When I have found myself in spiritual and emotional valleys, one thing has always played a key role in helping me come victoriously out of them: meditating on the nature and characteristics of God. This meditation, which has consistently led me into deeper prayer and worship, has been a tremendous blessing to my life. Thus far in this brief series we have considered God’s goodness and sovereignty. Let’s consider another of God’s traits.
God is holy. At the root of “holiness” is separation from that which is common or mundane. Mounce offers this concise definition, “Separate from common condition and use” (Mounce’s Complete Expository Dictionary of Old and New Testament Words). Therefore, to speak of God’s holiness is to affirm that he is in a class by himself. “Who is like You among the gods, O LORD? Who is like You, majestic in holiness, Awesome in praises, working wonders?” (Exo. 15:11). “For this reason You are great, O Lord GOD; for there is none like You, and there is no God besides You, according to all that we have heard with our ears” (2 Sam. 7:22). Such passages could be multiplied many times over.

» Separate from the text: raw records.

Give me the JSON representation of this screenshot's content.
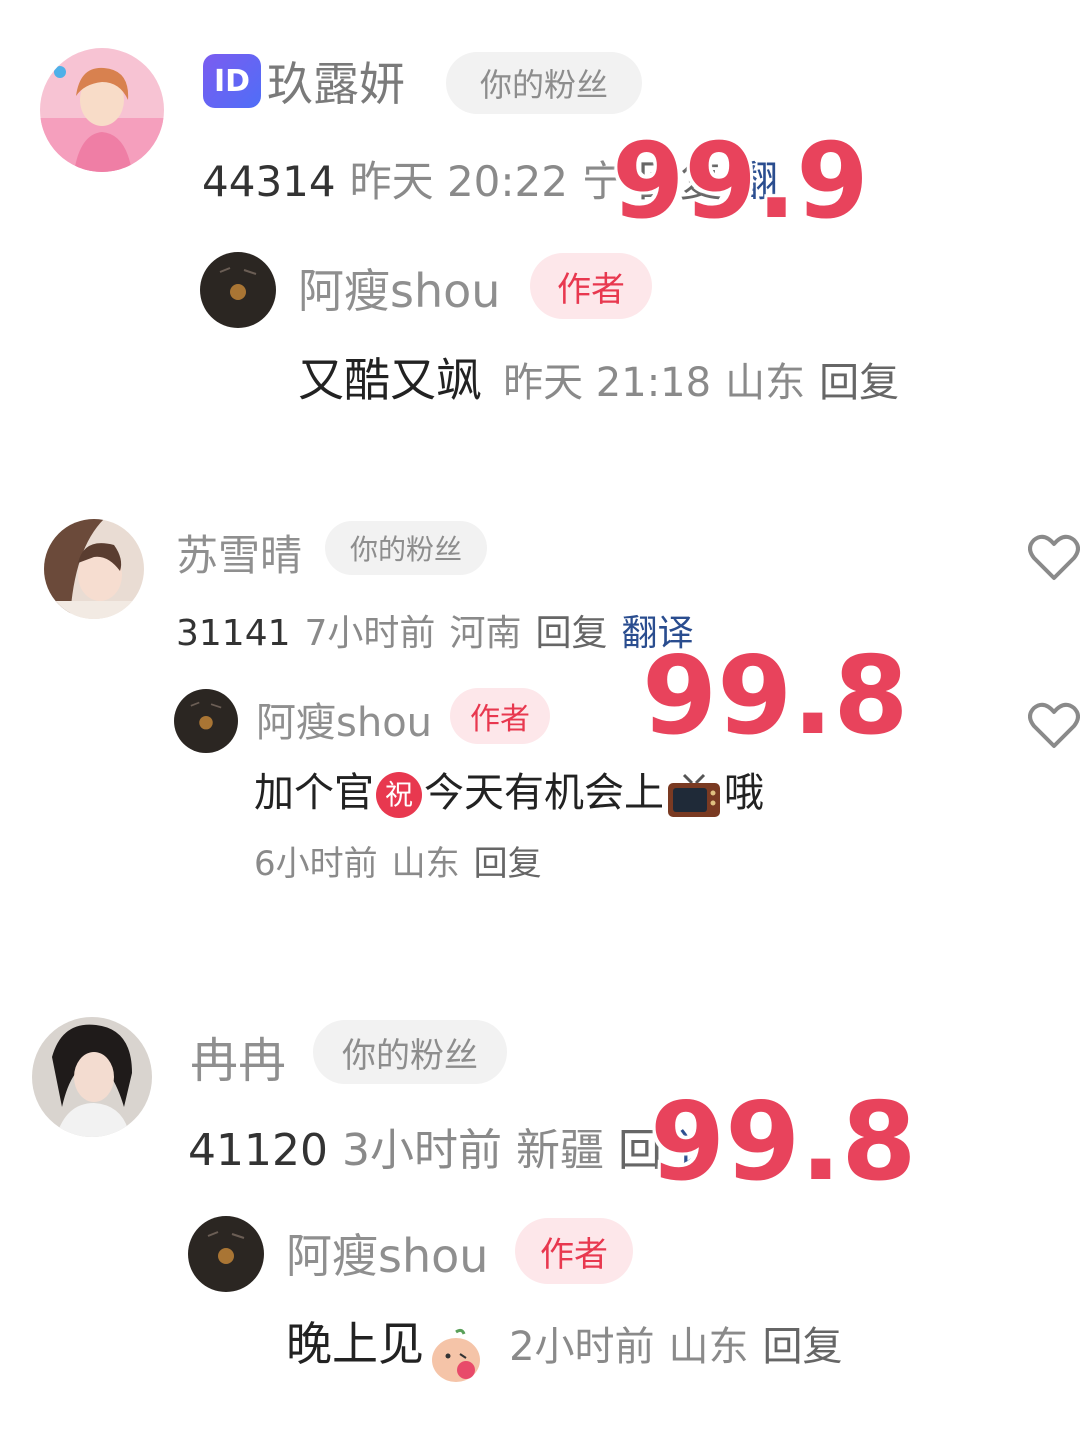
{
  "colors": {
    "accent_red": "#e8435c",
    "author_badge_bg": "#fde7ea",
    "fan_badge_bg": "#f2f2f2",
    "translate_blue": "#2a4d8f"
  },
  "comments": [
    {
      "username": "玖露妍",
      "has_id_badge": true,
      "id_badge_text": "ID",
      "fan_badge": "你的粉丝",
      "like_count": "44314",
      "time": "昨天 20:22",
      "location": "宁",
      "reply_label": "回复",
      "translate_label": "翻",
      "overlay_value": "99.9",
      "reply": {
        "username": "阿瘦shou",
        "author_badge": "作者",
        "content": "又酷又飒",
        "time": "昨天 21:18",
        "location": "山东",
        "reply_label": "回复"
      }
    },
    {
      "username": "苏雪晴",
      "fan_badge": "你的粉丝",
      "like_count": "31141",
      "time": "7小时前",
      "location": "河南",
      "reply_label": "回复",
      "translate_label": "翻译",
      "overlay_value": "99.8",
      "reply": {
        "username": "阿瘦shou",
        "author_badge": "作者",
        "content_part1": "加个官",
        "emoji_1": "祝",
        "content_part2": "今天有机会上",
        "content_part3": "哦",
        "time": "6小时前",
        "location": "山东",
        "reply_label": "回复"
      }
    },
    {
      "username": "冉冉",
      "fan_badge": "你的粉丝",
      "like_count": "41120",
      "time": "3小时前",
      "location": "新疆",
      "reply_label": "回",
      "translate_label": "译",
      "overlay_value": "99.8",
      "reply": {
        "username": "阿瘦shou",
        "author_badge": "作者",
        "content": "晚上见",
        "time": "2小时前",
        "location": "山东",
        "reply_label": "回复"
      }
    }
  ],
  "icons": {
    "like": "heart-icon",
    "tv": "tv-icon",
    "kiss": "kiss-emoji-icon",
    "blessing": "blessing-emoji-icon"
  }
}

One primary application of God’s holy character, especially as it relates to us, is his separateness from all that is evil and sinful. “Your eyes are too pure to approve evil, And You cannot look on wickedness with favor” (Hab. 1:13). Writing about Jesus, God in the flesh, the author of Hebrews said, “For it was fitting for us to have such a high priest, holy, innocent, undefiled, separated from sinners and exalted above the heavens” (Heb. 7:26). When I consider the holiness of God, I am forced to look at myself and admit how dependent I am on his goodness. This is what happened to Isaiah. In a vision, he saw God, the one who is “holy, holy, holy” (Isa. 6:3), and his immediate response was, “Woe is me…I am a man of unclean lips” (Isa. 6:5). A proper understanding of God’s holiness will shine a bright light on my lack of it.

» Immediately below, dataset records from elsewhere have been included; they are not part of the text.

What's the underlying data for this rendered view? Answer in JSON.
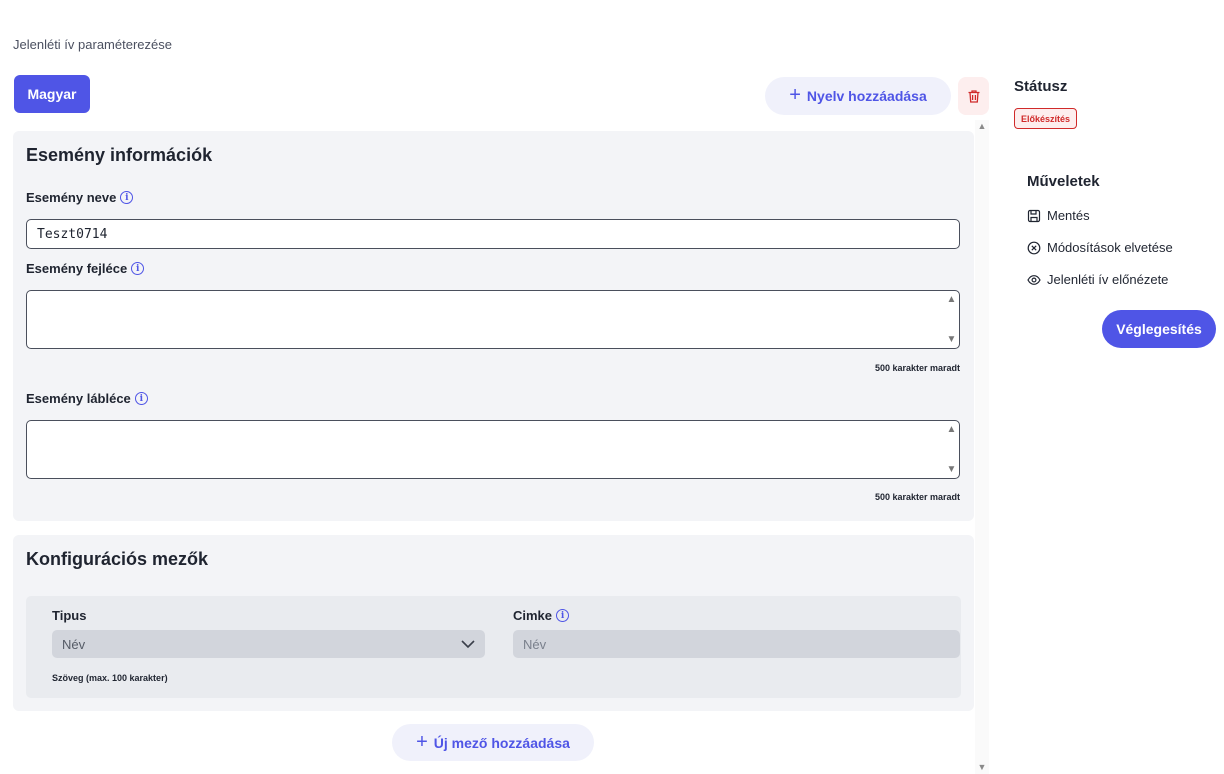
{
  "breadcrumb": "Jelenléti ív paraméterezése",
  "toolbar": {
    "language_tab": "Magyar",
    "add_language": "Nyelv hozzáadása"
  },
  "event_info": {
    "title": "Esemény információk",
    "name_label": "Esemény neve",
    "name_value": "Teszt0714",
    "header_label": "Esemény fejléce",
    "header_value": "",
    "header_remaining": "500 karakter maradt",
    "footer_label": "Esemény lábléce",
    "footer_value": "",
    "footer_remaining": "500 karakter maradt"
  },
  "config": {
    "title": "Konfigurációs mezők",
    "type_label": "Tipus",
    "type_selected": "Név",
    "label_label": "Cimke",
    "label_placeholder": "Név",
    "type_hint": "Szöveg (max. 100 karakter)",
    "add_field": "Új mező hozzáadása"
  },
  "sidebar": {
    "status_title": "Státusz",
    "status_badge": "Előkészítés",
    "status_color": "#d02a2a",
    "actions_title": "Műveletek",
    "actions": [
      {
        "label": "Mentés",
        "icon": "save-icon"
      },
      {
        "label": "Módosítások elvetése",
        "icon": "cancel-circle-icon"
      },
      {
        "label": "Jelenléti ív előnézete",
        "icon": "eye-icon"
      }
    ],
    "finalize": "Véglegesítés"
  },
  "colors": {
    "accent": "#4f55e6",
    "card_bg": "#f3f4f7",
    "danger": "#d02a2a"
  }
}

But God doesn’t want me to remain in that condition. His will for my life is that I steadily progress in holiness. He wants me to grow more and more like him each day. “Like the Holy One who called you, be holy yourselves also in all your behavior” (1 Pet. 1:15). Paul affirmed in 1 Thessalonians 4:3, “For this is the will of God, your sanctification” (i.e., holiness). I am to pursue holiness (Heb. 12:14) and perfect holiness (2 Cor. 7:1).
All of that being so, I remind myself often that God will work his sovereign will, governed by his abiding goodness, to discipline me in the direction of holiness. If I am willing to cooperate with the process, he will use my circumstances, even (especially?) the painful ones, to mold my character and move me ever closer to his holy character. “All discipline for the moment seems not to be joyful, but sorrowful; yet to those who have been trained by it, afterwards it yields the peaceful fruit of righteousness” (Heb. 12:11). Therefore, even in the harshest of trials, I can worship and thank God because “He disciplines us for our good, so that we may share in His holiness” (Heb. 12:10).